More than 50 university professors, diplomats, experts and
political officials from both countries attended the debate.
Mesic recalled that the current Croatian authorities, unlike the
former ones, had given up the idea of Bosnia being split between
Croatia and Serbia.
"However, this does not mean that we have given up assistance to
Bosnian Croats nor will we give it up because the Croatian
Constitution binds us to it," Mesic said, adding though that
Bosnian Croats had to build their future on their own, as one of
Bosnia's three constituent peoples.
Sabor deputy speaker Zdravko Tomac estimated the establishment of
the Croat entity in Bosnia-Herzegovina was not the right way to
accomplish the interests of the Croat people in that country and
that discussions on that topic should be taken off the agenda.
He explained that there was an almost ethnically cleansed entity in
Bosnia - Republika Srpska, which aspired to join the mother-state
of Serbia, i.e. Yugoslavia. For Croats to seek their own entity
would only lead to the strengthening of the Bosnian Serb entity and
eventually to the destabilisation of Croatia itself, Tomac
believes.
Croatia is interested in Bosnia-Herzegovina being a united state of
equal peoples, Tomac said. Croatia must repeat to Bosnian Croats
that they are responsible for their future in Bosnia, that they
cannot enter conflicts with the international community, even when
the international community is not right, and that the worst
solution for them is the establishment of parallel institutions.
The most important thing for BH Croats, as the least numerous nation
in the country, is for state institutions to function, he added.

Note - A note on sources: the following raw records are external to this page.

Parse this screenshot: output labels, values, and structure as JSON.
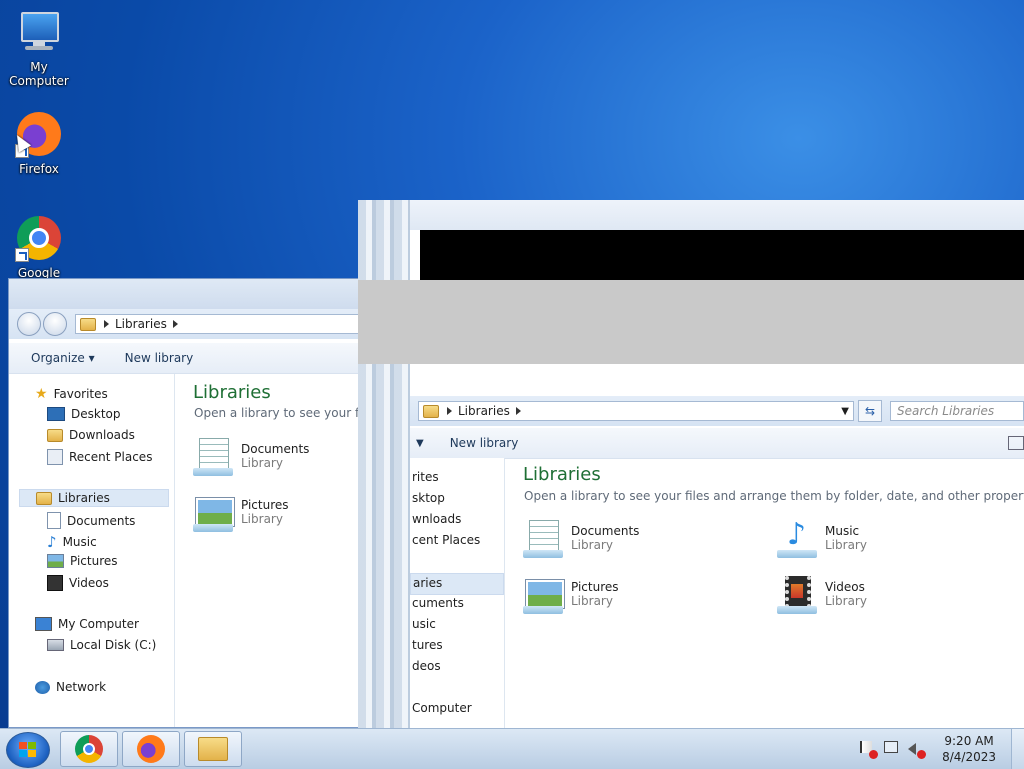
{
  "desktop": {
    "icons": [
      {
        "label": "My Computer"
      },
      {
        "label": "Firefox"
      },
      {
        "label": "Google"
      }
    ]
  },
  "explorer_left": {
    "address": {
      "crumb": "Libraries"
    },
    "toolbar": {
      "organize": "Organize",
      "new_library": "New library"
    },
    "nav": {
      "favorites": "Favorites",
      "desktop": "Desktop",
      "downloads": "Downloads",
      "recent": "Recent Places",
      "libraries": "Libraries",
      "documents": "Documents",
      "music": "Music",
      "pictures": "Pictures",
      "videos": "Videos",
      "computer": "My Computer",
      "localdisk": "Local Disk (C:)",
      "network": "Network"
    },
    "content": {
      "title": "Libraries",
      "subtitle": "Open a library to see your files",
      "items": [
        {
          "name": "Documents",
          "type": "Library"
        },
        {
          "name": "Pictures",
          "type": "Library"
        }
      ]
    }
  },
  "explorer_right": {
    "address": {
      "crumb": "Libraries",
      "search_placeholder": "Search Libraries"
    },
    "toolbar": {
      "new_library": "New library"
    },
    "nav_fragments": [
      "rites",
      "sktop",
      "wnloads",
      "cent Places",
      "aries",
      "cuments",
      "usic",
      "tures",
      "deos",
      "Computer"
    ],
    "content": {
      "title": "Libraries",
      "subtitle": "Open a library to see your files and arrange them by folder, date, and other properties.",
      "items": [
        {
          "name": "Documents",
          "type": "Library"
        },
        {
          "name": "Music",
          "type": "Library"
        },
        {
          "name": "Pictures",
          "type": "Library"
        },
        {
          "name": "Videos",
          "type": "Library"
        }
      ]
    }
  },
  "taskbar": {
    "time": "9:20 AM",
    "date": "8/4/2023"
  }
}
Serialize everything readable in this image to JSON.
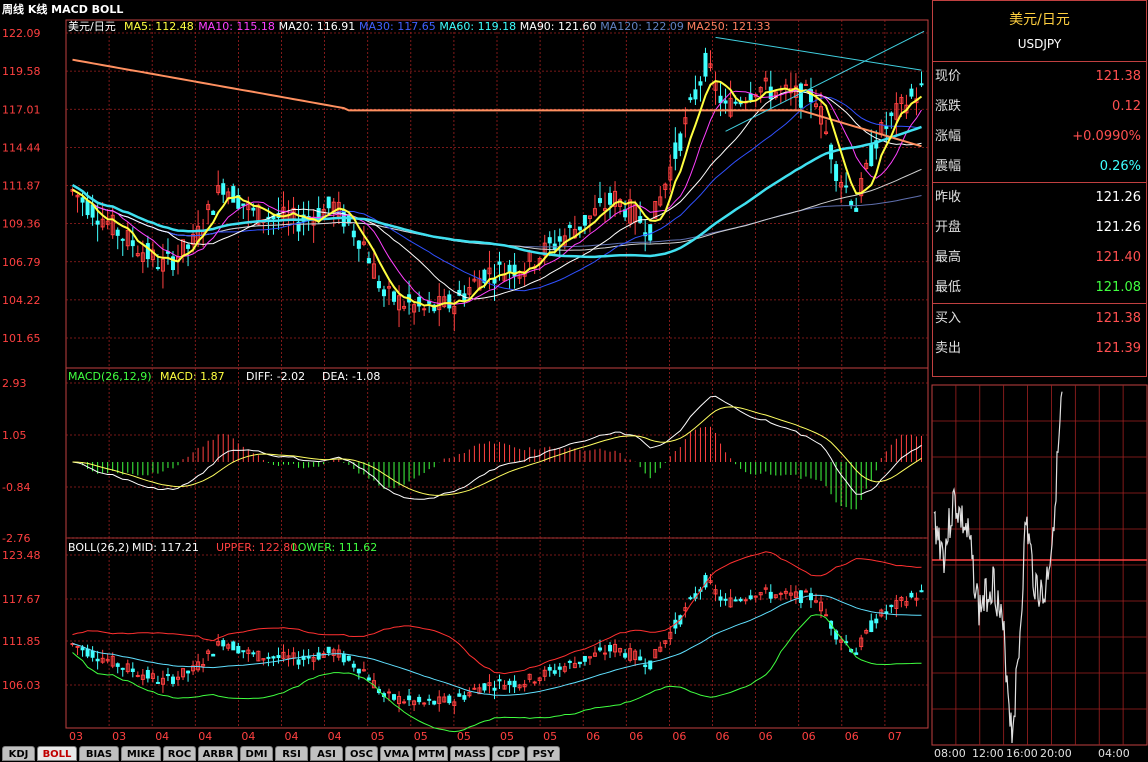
{
  "title": "周线 K线 MACD BOLL",
  "main_legend": {
    "symbol": "美元/日元",
    "items": [
      {
        "label": "MA5: 112.48",
        "color": "#ffff40"
      },
      {
        "label": "MA10: 115.18",
        "color": "#ff40ff"
      },
      {
        "label": "MA20: 116.91",
        "color": "#ffffff"
      },
      {
        "label": "MA30: 117.65",
        "color": "#4060ff"
      },
      {
        "label": "MA60: 119.18",
        "color": "#40ffff"
      },
      {
        "label": "MA90: 121.60",
        "color": "#ffffff"
      },
      {
        "label": "MA120: 122.09",
        "color": "#6080c0"
      },
      {
        "label": "MA250: 121.33",
        "color": "#ff8060"
      }
    ]
  },
  "price_axis": [
    "122.09",
    "119.58",
    "117.01",
    "114.44",
    "111.87",
    "109.36",
    "106.79",
    "104.22",
    "101.65"
  ],
  "macd_legend": {
    "name": "MACD(26,12,9)",
    "macd": "MACD: 1.87",
    "diff": "DIFF: -2.02",
    "dea": "DEA: -1.08"
  },
  "macd_axis": [
    "2.93",
    "1.05",
    "-0.84",
    "-2.76"
  ],
  "boll_legend": {
    "name": "BOLL(26,2)",
    "mid": "MID: 117.21",
    "upper": "UPPER: 122.80",
    "lower": "LOWER: 111.62"
  },
  "boll_axis": [
    "123.48",
    "117.67",
    "111.85",
    "106.03"
  ],
  "x_labels": [
    "03",
    "03",
    "04",
    "04",
    "04",
    "04",
    "04",
    "05",
    "05",
    "05",
    "05",
    "05",
    "06",
    "06",
    "06",
    "06",
    "06",
    "06",
    "06",
    "07"
  ],
  "quote": {
    "name": "美元/日元",
    "code": "USDJPY",
    "rows": [
      {
        "label": "现价",
        "value": "121.38",
        "color": "#ff5050"
      },
      {
        "label": "涨跌",
        "value": "0.12",
        "color": "#ff5050"
      },
      {
        "label": "涨幅",
        "value": "+0.0990%",
        "color": "#ff5050"
      },
      {
        "label": "震幅",
        "value": "0.26%",
        "color": "#40ffff"
      },
      {
        "label": "昨收",
        "value": "121.26",
        "color": "#ffffff"
      },
      {
        "label": "开盘",
        "value": "121.26",
        "color": "#ffffff"
      },
      {
        "label": "最高",
        "value": "121.40",
        "color": "#ff5050"
      },
      {
        "label": "最低",
        "value": "121.08",
        "color": "#40ff40"
      },
      {
        "label": "买入",
        "value": "121.38",
        "color": "#ff5050"
      },
      {
        "label": "卖出",
        "value": "121.39",
        "color": "#ff5050"
      }
    ]
  },
  "mini_axis": [
    "08:00",
    "12:00",
    "16:00",
    "20:00",
    "04:00"
  ],
  "tabs": [
    "KDJ",
    "BOLL",
    "BIAS",
    "MIKE",
    "ROC",
    "ARBR",
    "DMI",
    "RSI",
    "ASI",
    "OSC",
    "VMA",
    "MTM",
    "MASS",
    "CDP",
    "PSY"
  ],
  "active_tab": "BOLL",
  "colors": {
    "grid": "#a02020",
    "up": "#ff4040",
    "down": "#40ffff",
    "ma5": "#ffff40",
    "ma60": "#40e0f0",
    "ma250": "#ff9060"
  }
}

A professor at the Mostar University, Slavko Kukic, said the
entities were used as an instrument in partitioning Bosnia-
Herzegovina both as a state and society because they were aimed at
completing the ethnic grouping which was partially achieved
through the war.
Rejecting the state of nations as a possible model for Bosnia-
Herzegovina, as the two terms were not synonymous in Bosnia as they
were in other European countries, Kukic advocated cantonal
organisation and strong regional self-government with precisely
defined and protected national interests of all three peoples on
the cantonal level.
Supporting arguments against the establishment of the Croat
entity, the president of the Democratic Party and Croatia's former
foreign minister, Mate Granic, said that under the current
international agreements all entities should have access to the
sea, which would require changes to the border, which he said was
currently impossible without provoking another war.